Robust data, improved medical coding, and better advocacy for AD patients and their caregivers can help improve the management of AD and support research efforts aimed at developing disease-modifying treatments and medications designed to slow cognitive decline.

Collaboration Can Help Optimize Patient Care

The PAS BMC is committed to collaborating with partners to generate real-world insights and co-innovate new, clinical pathways that remove barriers impacting patient outcomes. Early identification of patients with AD can help clinicians provide treatment to help slow the progression of the disease.

Recently, PAS worked with healthcare professionals to create a System Care Pathway for AD that health systems can utilize to better assess, diagnose and optimize care for patients at risk for an AD diagnosis.

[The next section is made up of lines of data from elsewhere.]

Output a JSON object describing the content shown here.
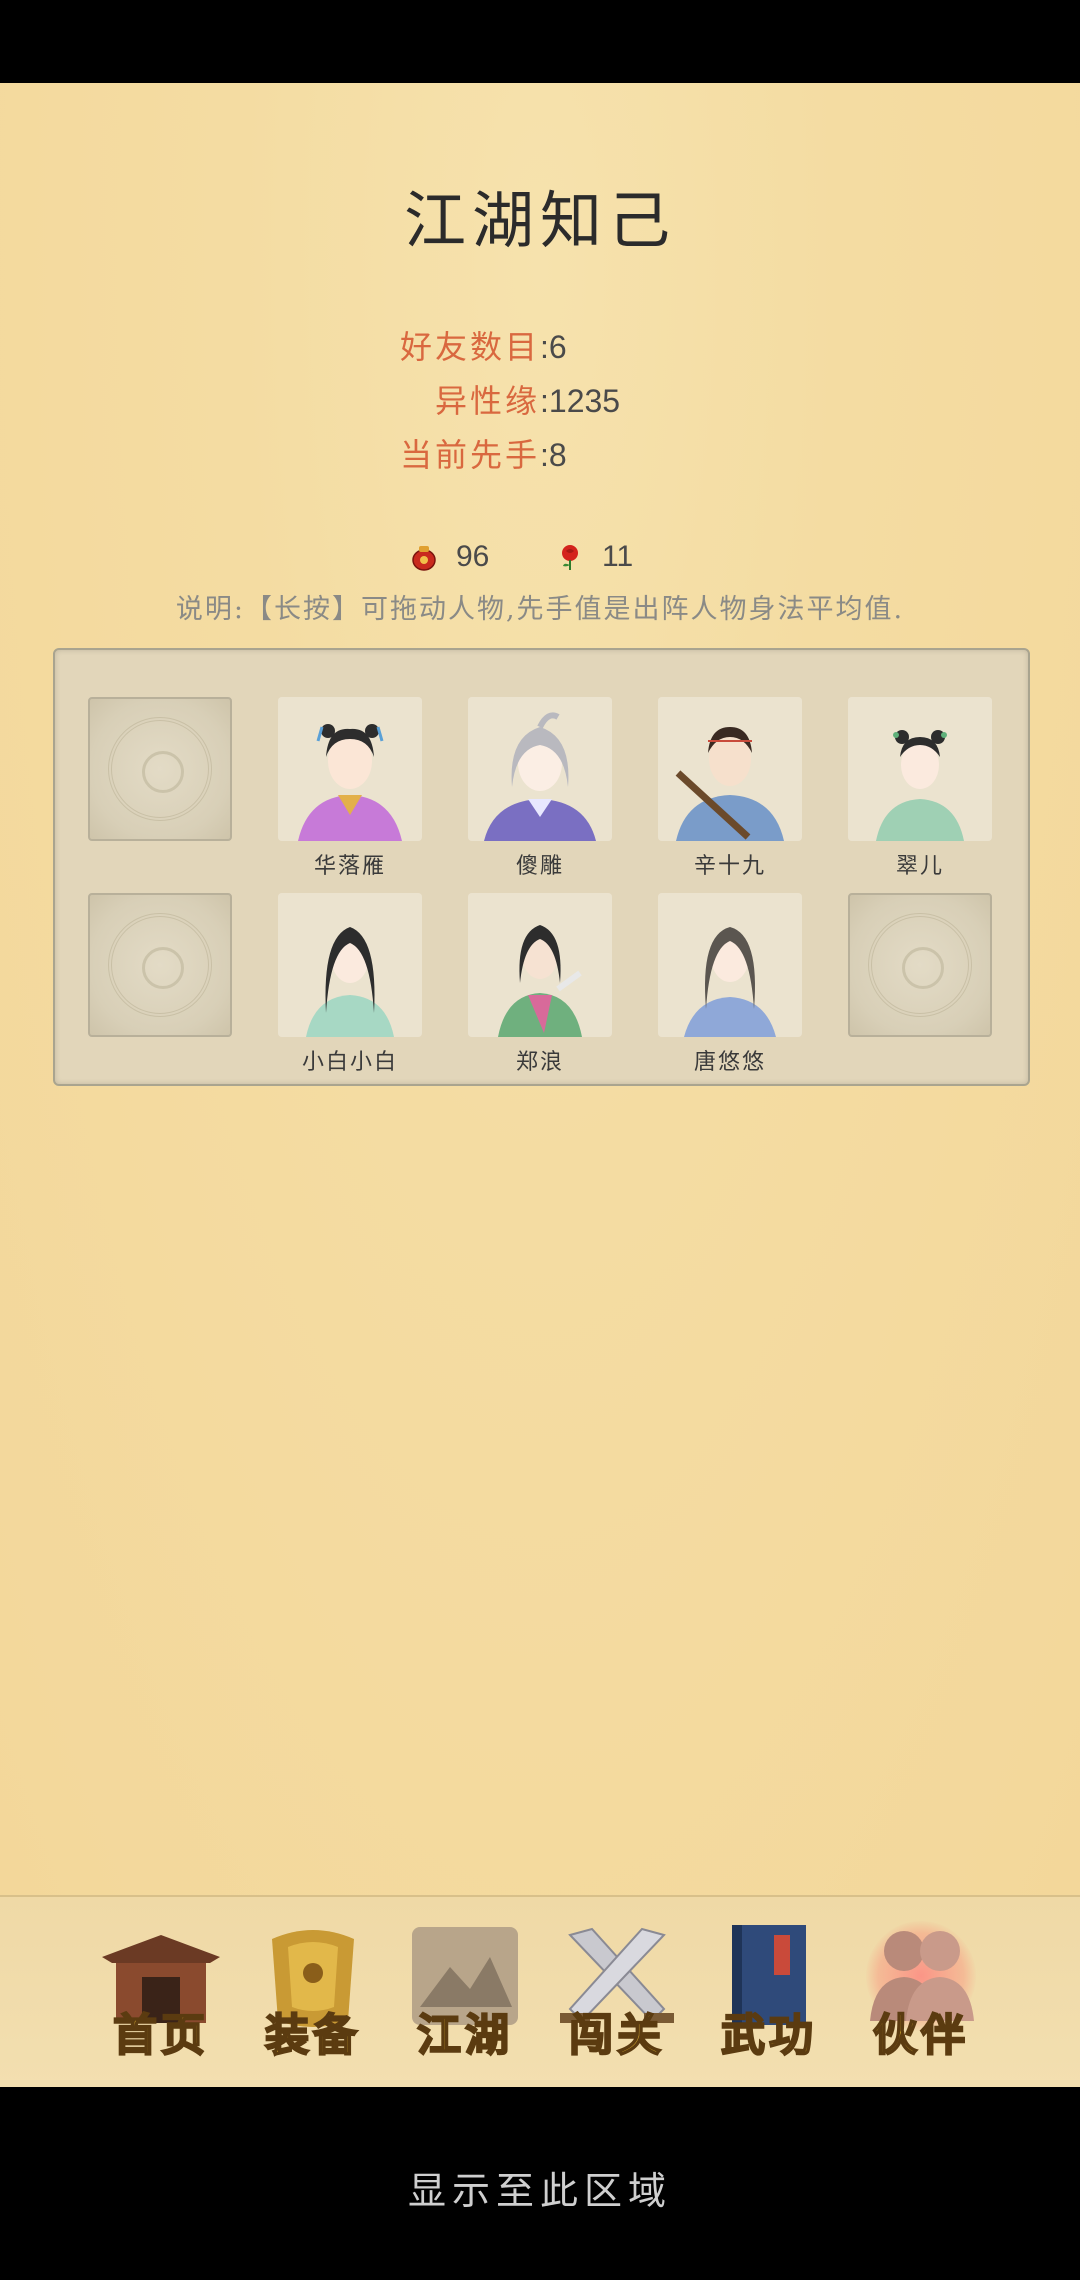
{
  "title": "江湖知己",
  "stats": [
    {
      "label": "好友数目",
      "value": "6"
    },
    {
      "label": "异性缘",
      "value": "1235"
    },
    {
      "label": "当前先手",
      "value": "8"
    }
  ],
  "resources": {
    "pouch": {
      "icon": "red-pouch-icon",
      "value": "96"
    },
    "rose": {
      "icon": "rose-icon",
      "value": "11"
    }
  },
  "note": "说明:【长按】可拖动人物,先手值是出阵人物身法平均值.",
  "slots_row1": [
    {
      "empty": true,
      "name": ""
    },
    {
      "empty": false,
      "name": "华落雁"
    },
    {
      "empty": false,
      "name": "傻雕"
    },
    {
      "empty": false,
      "name": "辛十九"
    },
    {
      "empty": false,
      "name": "翠儿"
    }
  ],
  "slots_row2": [
    {
      "empty": true,
      "name": ""
    },
    {
      "empty": false,
      "name": "小白小白"
    },
    {
      "empty": false,
      "name": "郑浪"
    },
    {
      "empty": false,
      "name": "唐悠悠"
    },
    {
      "empty": true,
      "name": ""
    }
  ],
  "nav": [
    {
      "label": "首页",
      "icon": "temple-icon",
      "active": false
    },
    {
      "label": "装备",
      "icon": "armor-icon",
      "active": false
    },
    {
      "label": "江湖",
      "icon": "scroll-map-icon",
      "active": false
    },
    {
      "label": "闯关",
      "icon": "crossed-swords-icon",
      "active": false
    },
    {
      "label": "武功",
      "icon": "book-icon",
      "active": false
    },
    {
      "label": "伙伴",
      "icon": "companions-icon",
      "active": true
    }
  ],
  "bottom_text": "显示至此区域",
  "colors": {
    "accent_label": "#d9683f",
    "value_text": "#4a4a4a",
    "nav_gold": "#e2b534"
  }
}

To create the pathway, PAS utilized tech-enabled artificial intelligence (AI) in the form of natural language processing (NLP) and a data ontology designed to mine the unstructured narrative of clinicians’ notes and pathology reports for statements like “Mom seems a bit agitated” or “Mom is confused.” PAS searched 20 million documents to identify more than 600,000 patients that had AD, dementia or mild cognitive impairment. PAS then created a risk model based on commonalities they found in the PHD data, conducted research and held discussions with health professionals to help build the System Care Pathway to optimize care for AD patients.

The results from the use of this technology could be utilized to inform care guidance and help clinicians identify early signs of AD. In addition, it could help clinicians identify which risk factors and clinical signs and symptoms are most predictive of subsequent disease development.

What the Future Holds

The knowledge that AD starts well before patients display signs and symptoms can help providers understand why AD is hard to prevent and treat. However, it also implies there’s a timeframe where intervention could take place to slow or adjust AD progression.

Improving the AD patient journey will help improve patient care, optimize patient’s healthcare interactions and help provide these patients with a better quality of life.

PAS and our partners are committed to this work and continue to advance research and develop technology-enabled tools to help health systems better prepare and improve their processes for managing and treating these vulnerable patient populations.